I took over the Finance department at a Series A startup for 3 months. This is what I learned.
- Chrissy Donnelly
- Mar 5, 2024
- 4 min read
Updated: Mar 6, 2024
Lesson #1: Stakeholder management is even MORE important at small startups
I like to think that I'm pretty good at stakeholder management. It was consistently rated as one of my strongest skills when I lead Corporate Strategy at Uber, a company with over 20k employees. I had a ton of stakeholders all over the company that I needed to cat-herd in order to get anything done.

That should be a piece of cake at a company with only 60 employees, right? Series A is a very special time in a startup's trajectory when they are often experimenting a lot to see what works before they scale. So they are big enough to be complex, but early enough that there are few well-established, documented processes and lots of manual, hacky solutions. Thus you are relying on a lot of information that only exists in key stakeholders heads, and processes that require manual action from stakeholders to complete.
Fortunately the joy of Series A startups is that everyone has their "let's figure this out together" hat on and stakeholder management feels more like building something and less like a chore.
Lesson #2: GAAP revenue is meaningless for Series A startups, but revenue is the most important thing for Series A startups.
One side effect of pivoting your business model several times in the first few years of your startup's life is that you probably have a number of legacy revenue streams from your past still following you around today. What's wrong with that you ask? It can make your revenue numbers pretty difficult to interpret.

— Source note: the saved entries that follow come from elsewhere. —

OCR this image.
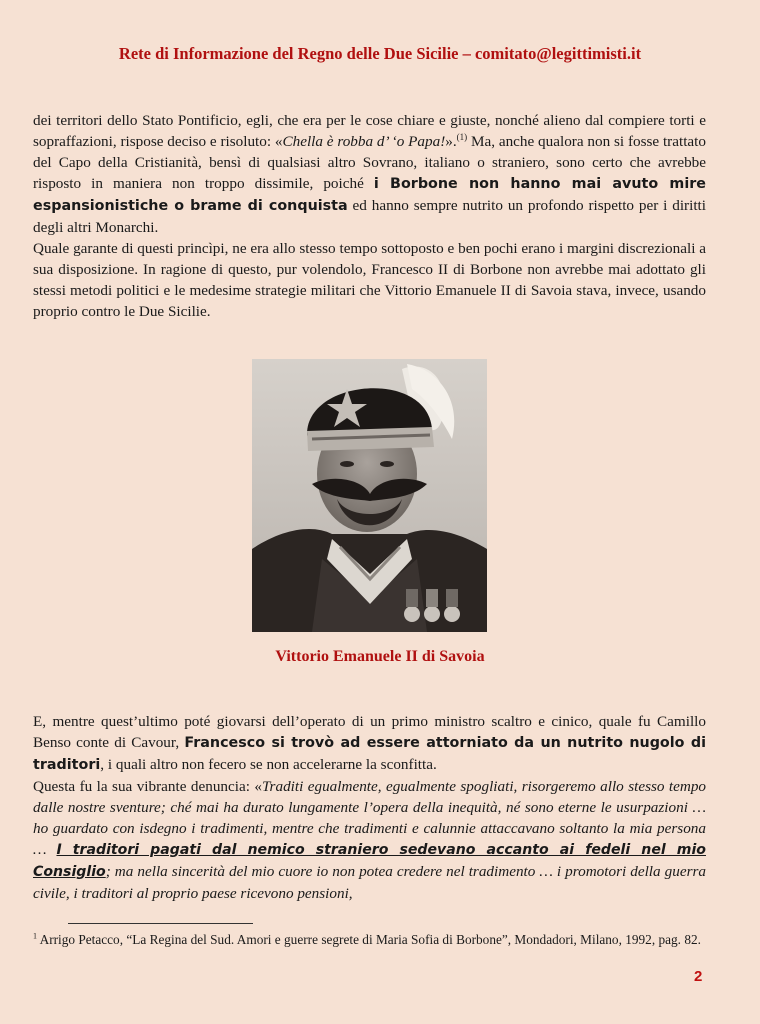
Rete di Informazione del Regno delle Due Sicilie – comitato@legittimisti.it

dei territori dello Stato Pontificio, egli, che era per le cose chiare e giuste, nonché alieno dal compiere torti e sopraffazioni, rispose deciso e risoluto: «Chella è robba d’ ‘o Papa!».$^{(1)}$ Ma, anche qualora non si fosse trattato del Capo della Cristianità, bensì di qualsiasi altro Sovrano, italiano o straniero, sono certo che avrebbe risposto in maniera non troppo dissimile, poiché i Borbone non hanno mai avuto mire espansionistiche o brame di conquista ed hanno sempre nutrito un profondo rispetto per i diritti degli altri Monarchi.

Quale garante di questi princìpi, ne era allo stesso tempo sottoposto e ben pochi erano i margini discrezionali a sua disposizione. In ragione di questo, pur volendolo, Francesco II di Borbone non avrebbe mai adottato gli stessi metodi politici e le medesime strategie militari che Vittorio Emanuele II di Savoia stava, invece, usando proprio contro le Due Sicilie.

Vittorio Emanuele II di Savoia

E, mentre quest’ultimo poté giovarsi dell’operato di un primo ministro scaltro e cinico, quale fu Camillo Benso conte di Cavour, Francesco si trovò ad essere attorniato da un nutrito nugolo di traditori, i quali altro non fecero se non accelerarne la sconfitta.

Questa fu la sua vibrante denuncia: «Traditi egualmente, egualmente spogliati, risorgeremo allo stesso tempo dalle nostre sventure; ché mai ha durato lungamente l’opera della inequità, né sono eterne le usurpazioni … ho guardato con isdegno i tradimenti, mentre che tradimenti e calunnie attaccavano soltanto la mia persona … I traditori pagati dal nemico straniero sedevano accanto ai fedeli nel mio Consiglio; ma nella sincerità del mio cuore io non potea credere nel tradimento … i promotori della guerra civile, i traditori al proprio paese ricevono pensioni,

$^1$ Arrigo Petacco, “La Regina del Sud. Amori e guerre segrete di Maria Sofia di Borbone”, Mondadori, Milano, 1992, pag. 82.
2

Imagine that you started in 2020 by selling unicorns. Every time a customer buys a unicorn, you record that revenue immediately when the unicorn gets delivered. If the unicorn delivery gets delayed, then you don't recognize the revenue until the animal is delivered, even if the customer paid you in advance.
Now imagine that in 2022 you pivot to selling a unicorn maintenance service, where customers pay you today for you to provide 5 years of monthly unicorn maintenance. Not only will you be providing unicorn maintenance for the next 5 years even if you pivot your business again, you will be recognizing that revenue (which you collected today) every month for the next 5 years of your life.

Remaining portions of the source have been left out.